This notebook scrapes the Alma and Primo release notes in the Ex Libris Knowledge Center and creates a CSV file with headings for each item. Recommend reviewing the results for comprehensiveness.

In [2]:
import csv
import requests
from bs4 import BeautifulSoup

In [3]:
def get_headings(url, year, month):
    """Scrapes headings of items in release notes URL.
    url param is page for target month's release notes
    """
    r = requests.get(url)
    soup = BeautifulSoup(r.text)
    headings = soup.find_all("h3")
    items = []
    
    # class used in current month's sections, e.g. 201812BASE
    # also found in the release notes URL
    datekey = str(year) + str(month) + 'BASE'
    
    # get the major items
    for heading in headings:
        for parent in heading.find_parents("div"):
            if datekey in parent.attrs["class"]:
                items.append(heading.get_text())
    
    # get additional enhancements
    enhancements = []
    small_items = soup.find_all("li", class_=datekey)

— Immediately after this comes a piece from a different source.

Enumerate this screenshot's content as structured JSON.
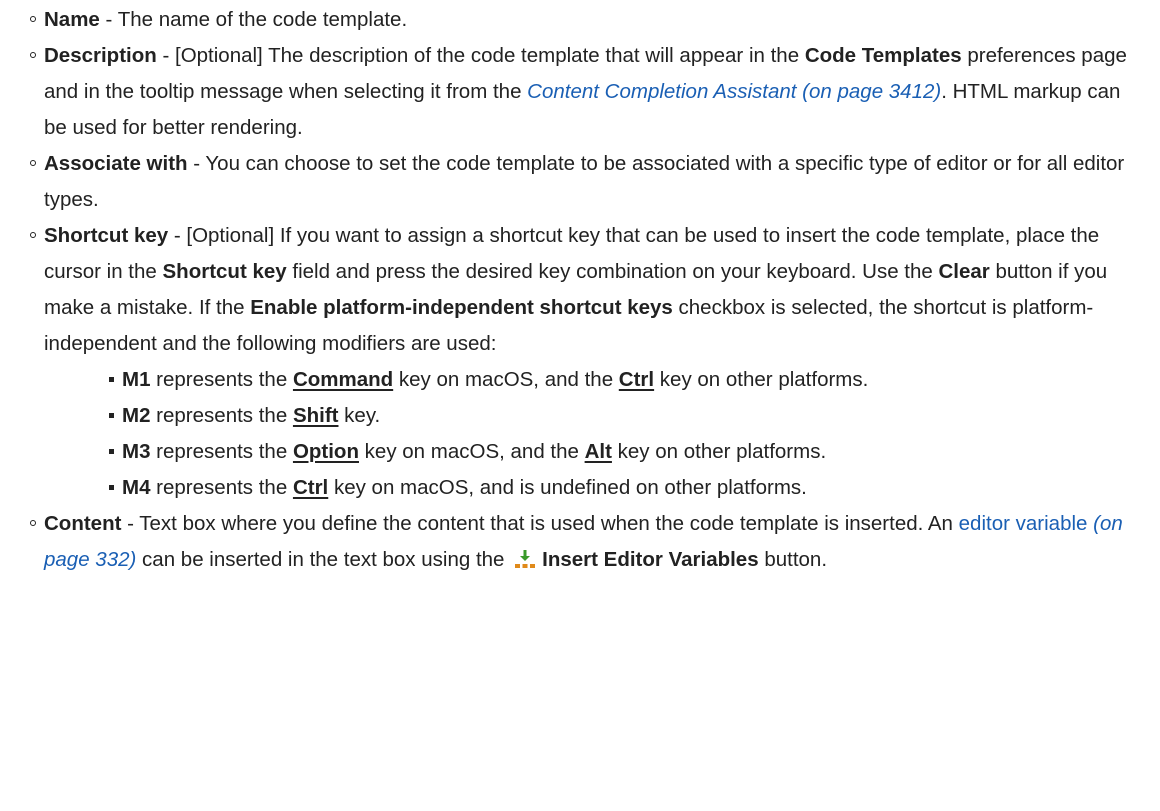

    # get text from all the elements in each enhancement li tag
    for small in small_items:
        pieces = []
        #get the text parts (siblings)
        siblings = small.find("br").next_siblings
        for sibling in siblings:
            #if the part is a string, strip the whitespace and newlines and add to pieces
            if sibling.string:
                piece = sibling.string.replace("\n", "").strip()
                pieces.append(piece)
        enhancements.append(" ".join(pieces))
    #add the enhancements to the major items, with a divider header
    items.append("RESOLVED ISSUES")
    items.extend(enhancements)
    
    return items


def make_csv(filename, rows):
    """Creates a CSV file with columns for actions. """
    with open(filename, 'w', newline='') as f:
        writer = csv.writer(f, delimiter=',', quoting=csv.QUOTE_ALL)
        header = ['Heading','Reviewer(s)','Relevant to GW?','Needs discussion?', 'Notes']
        writer.writerow(header)
        for row in rows:
            writer.writerow([row])

alma_url is the URL for the month's release notes. Update the parameters in the call to get_headings() for the current year and month. 

In [3]:
alma_url = "https://knowledge.exlibrisgroup.com/Alma/Release_Notes/010_2018/001Alma_2018_Release_Notes?mon=201812BASE"
alma_results = get_headings(alma_url, 2018, 12)

In [4]:
filename = "alma-201812.csv"
make_csv(filename, alma_results)

primo_url is the URL for the month's release notes. Update the parameters in the call to get_headings() for the current year and month. 

In [4]:
primo_url = "https://knowledge.exlibrisgroup.com/Primo/Release_Notes/002Primo_VE/0972019/002Primo_VE_2019_Release_Notes?mon=201901BASE"
primo_results = get_headings(primo_url, 2019, "01")

In [6]:
primo_filename = "primo-201901.csv"
make_csv(primo_filename, primo_results)

Import the resulting CSV files into Google Sheets and add a link to the websites for getting further information.